When Donna joined her husband in pre-op, she saw Jerry holding a nurse's hand.

"He's rubbing her hand and he says, 'And I want you to know that everything is going to be just fine,'" she said. "(I later) found out what that conversation was about -- that nurse in his pre-op room had found out the day before that her 14-year-old son had just been diagnosed with Alport's syndrome."

What are the chances that nurse would have been in Jerry's room on that day? Donna thinks she knows.

"God used him in that moment to encourage that nurse and to let her know that science, medicine had advanced and your son's going to be perfectly fine," she said.

*

The transplant was a success and the couple are now back at home.

They came home in time to celebrate their 53rd birthdays -- Donna's on Sept. 14 and Jerry's three days later.

As Jerry recovers, he said he is feeling well and getting stronger every day.

He still requires clinic visits and anti-rejection medication.

They are not out of the woods yet.

But Jerry and Donna will get through the next weeks with the confidence that comes from the knowledge that their path is set.

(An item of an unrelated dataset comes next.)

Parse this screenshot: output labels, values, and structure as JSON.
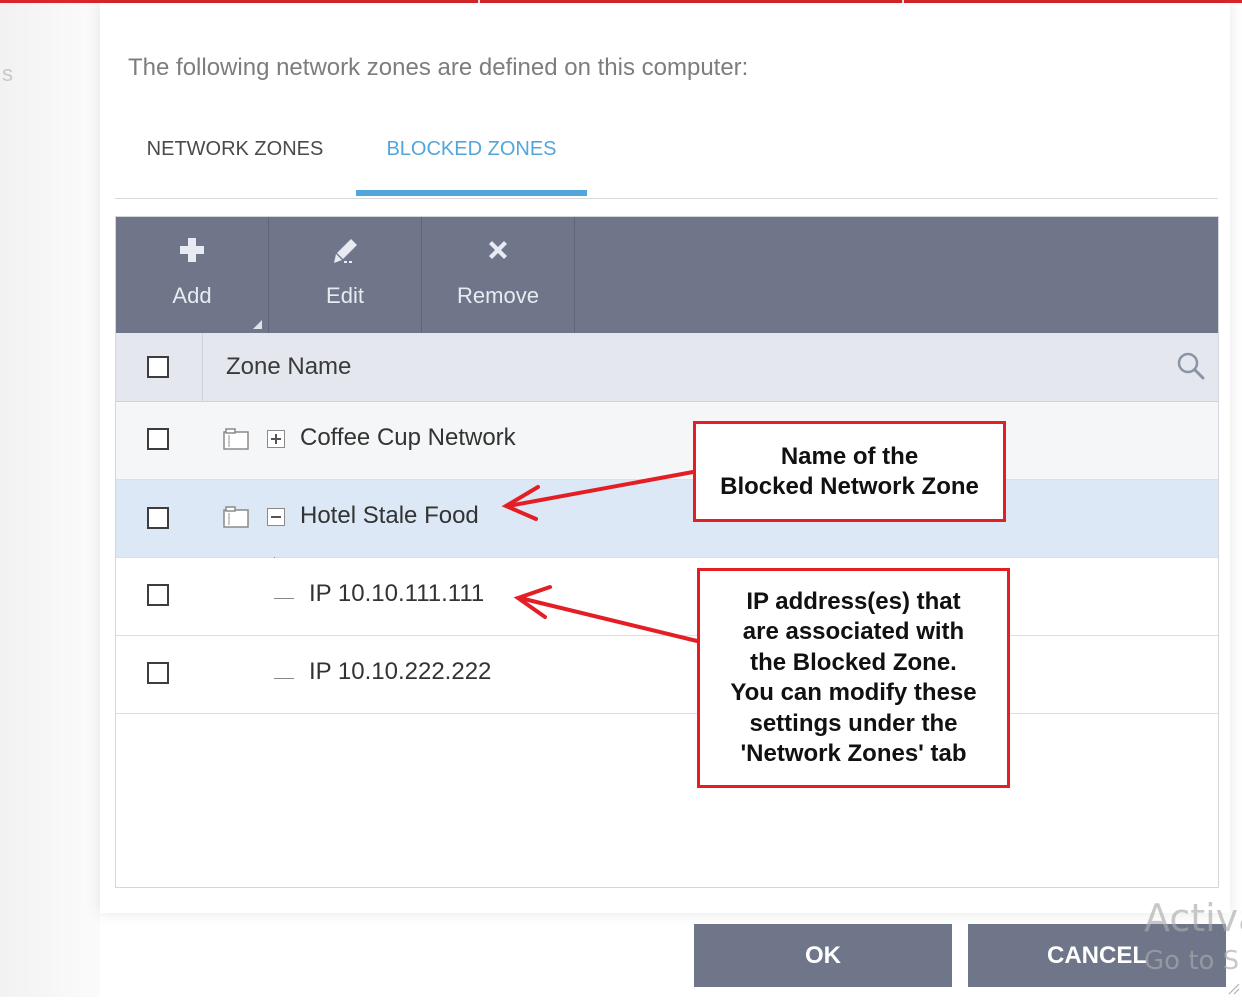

And they are grateful -- not just for the family and friends who rallied around them, but also for those who give of themselves to save the lives of others.

They will be forever connected to the members of the kidney chain.

And that is why they decided to tell their story -- to say thank you.

"I never wanted to do a story about me. I wanted it to focus on the donors because without the donors, there wouldn't be people like me," Jerry said. "What a wonderful gift to give somebody. I'm forever grateful."